Bitcoin-Kauf von mehr als 1000 CHF nur noch mit Identitätskarte, so die FINMA

Freitag, 14.02.2020 08:38 von Bitcoin News Schweiz - Aufrufe: 139

Diese Woche kam der FINMA-Hammer: 1’000-Franken-Transaktionen über Kryptobörsen nur noch mit Identitätsnachweis! Am 7 Februar 2020 hat die Eidgenössische Finanzmarktaufsicht (FINMA) eine neue Richtlinie zur Bekämpfung der Geldwäsche beschlossen. Unter Berufung auf ein erhöhtes Risiko werden nicht identifizierte Transaktionen auf Kryptobörsen auf einen Schwellenwert in Höhe von 1.000 CHF (circa 1.020 USD) gesenkt.

Die Richtlinie basiert auf der Verabschiedung des Gesetzes über Finanzsituationen sowie des neuen Finanzdienstleistungsgesetzes. Die revidierte Verordnung gilt als Antwort der FINMA auf diese Gesetze.

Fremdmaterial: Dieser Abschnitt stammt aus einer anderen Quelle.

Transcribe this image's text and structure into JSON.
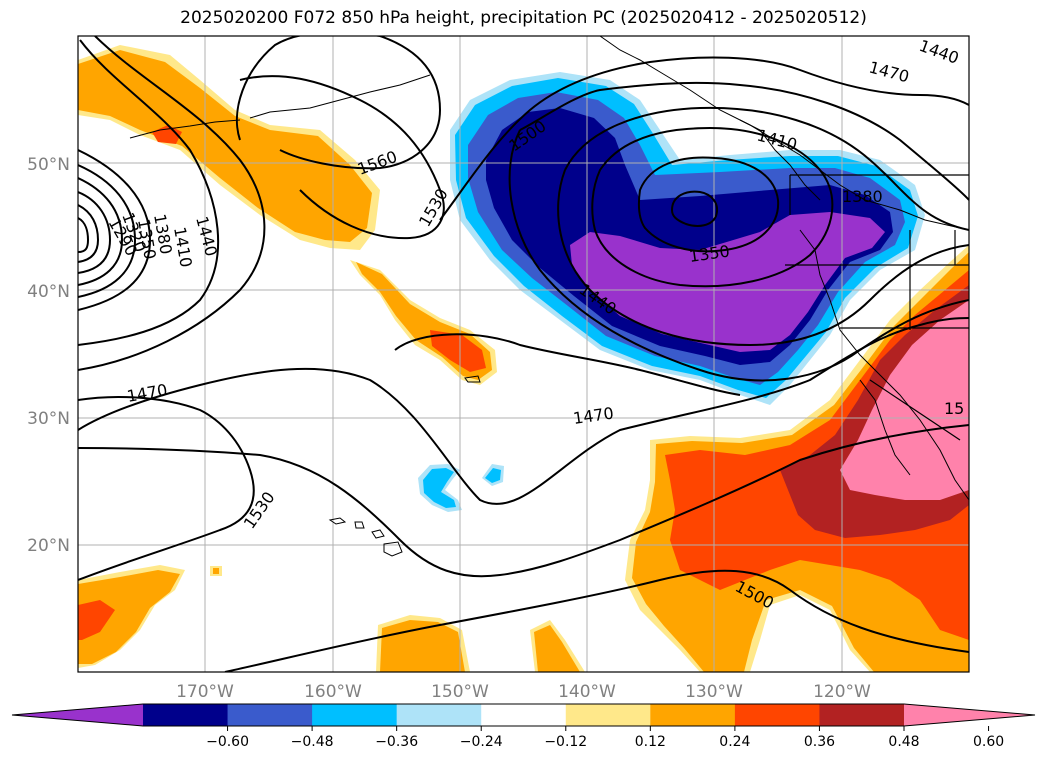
{
  "title": "2025020200 F072 850 hPa height, precipitation PC (2025020412 - 2025020512)",
  "map": {
    "lat_labels": [
      "50°N",
      "40°N",
      "30°N",
      "20°N"
    ],
    "lon_labels": [
      "170°W",
      "160°W",
      "150°W",
      "140°W",
      "130°W",
      "120°W"
    ],
    "contour_labels": [
      {
        "text": "1440",
        "where": "top-right corner"
      },
      {
        "text": "1470",
        "where": "top-right"
      },
      {
        "text": "1410",
        "where": "upper right"
      },
      {
        "text": "1380",
        "where": "right, near coast"
      },
      {
        "text": "1350",
        "where": "low center"
      },
      {
        "text": "1440",
        "where": "center"
      },
      {
        "text": "1500",
        "where": "upper center"
      },
      {
        "text": "1530",
        "where": "upper center-left"
      },
      {
        "text": "1560",
        "where": "upper left-center"
      },
      {
        "text": "1440",
        "where": "left low"
      },
      {
        "text": "1410",
        "where": "left low"
      },
      {
        "text": "1380",
        "where": "left low"
      },
      {
        "text": "1350",
        "where": "left low"
      },
      {
        "text": "1320",
        "where": "left low"
      },
      {
        "text": "1290",
        "where": "left low"
      },
      {
        "text": "1470",
        "where": "left"
      },
      {
        "text": "1470",
        "where": "center"
      },
      {
        "text": "1530",
        "where": "lower left"
      },
      {
        "text": "1500",
        "where": "lower right"
      },
      {
        "text": "15",
        "where": "right edge"
      }
    ],
    "colors": {
      "purple": "#9932cc",
      "navy": "#00008b",
      "royal": "#3a5bcc",
      "sky": "#00bfff",
      "light_blue": "#aee3f8",
      "white": "#ffffff",
      "light_yellow": "#ffe88a",
      "orange": "#ffa500",
      "red_orange": "#ff4500",
      "dark_red": "#b22222",
      "pink": "#ff82ab"
    }
  },
  "colorbar": {
    "ticks": [
      "−0.60",
      "−0.48",
      "−0.36",
      "−0.24",
      "−0.12",
      "0.12",
      "0.24",
      "0.36",
      "0.48",
      "0.60"
    ],
    "colors": [
      "#9932cc",
      "#00008b",
      "#3a5bcc",
      "#00bfff",
      "#aee3f8",
      "#ffffff",
      "#ffe88a",
      "#ffa500",
      "#ff4500",
      "#b22222",
      "#ff82ab"
    ]
  }
}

Bis zum 9. April 2020 wird eine Vernehmlassung für die Nachfolgeregelung durchgeführt.

Zu den wohl wichtigsten Änderungen gegenüber der Bestimmungen ist die Normalisierung der nationalen Vorschriften ab Juni 2019 mit der Financial Action Task Force sowie den Richtlinien der FATF. Die Transaktionsgrenze in Höhe von 1’000 CHF wurde dem internationalen Gremium für Kryptobörsen-Operationen festgelegt.

Vor diesem Hintergrund müssen in Zukunft alle Finanzanbieter, welche an den Transaktionen beteiligt sind, alle Daten sammeln, sofern der Handel den neu definierten Schwellenwert übersteigt. Zum Zweck der Überprüfung müssen die zusammengetragenen Informationen in regelmäßigen Abständen den zuständigen Behörden vorgelegt werden.

Die erlassene Richtlinie kann durchaus als Teil eines globalen Trends bewertet werden, um die Bekämpfung der Geldwäsche effizienter zu gestalten. In einer offiziellen Mitteilung der FINMA heißt es hierzu, dass die Umsetzung der Richtlinie den „erhöhten Geldwäscherei-Risiken“ Rechnung trage.

Im Bereich der Geldwäsche-Bekämpfung hat die Europäische Union eine fünfte Richtlinie („5AMLD“) bereits umgesetzt. Diese wird noch im laufenden Jahr in Kraft treten. Die Verordnung betrifft insbesondere einige Formen von Transaktionen bei Kryptowährungen. Sie schreibt in erster Linie eine wesentlich strengere Berichterstattung bei Kundeninformationen vor.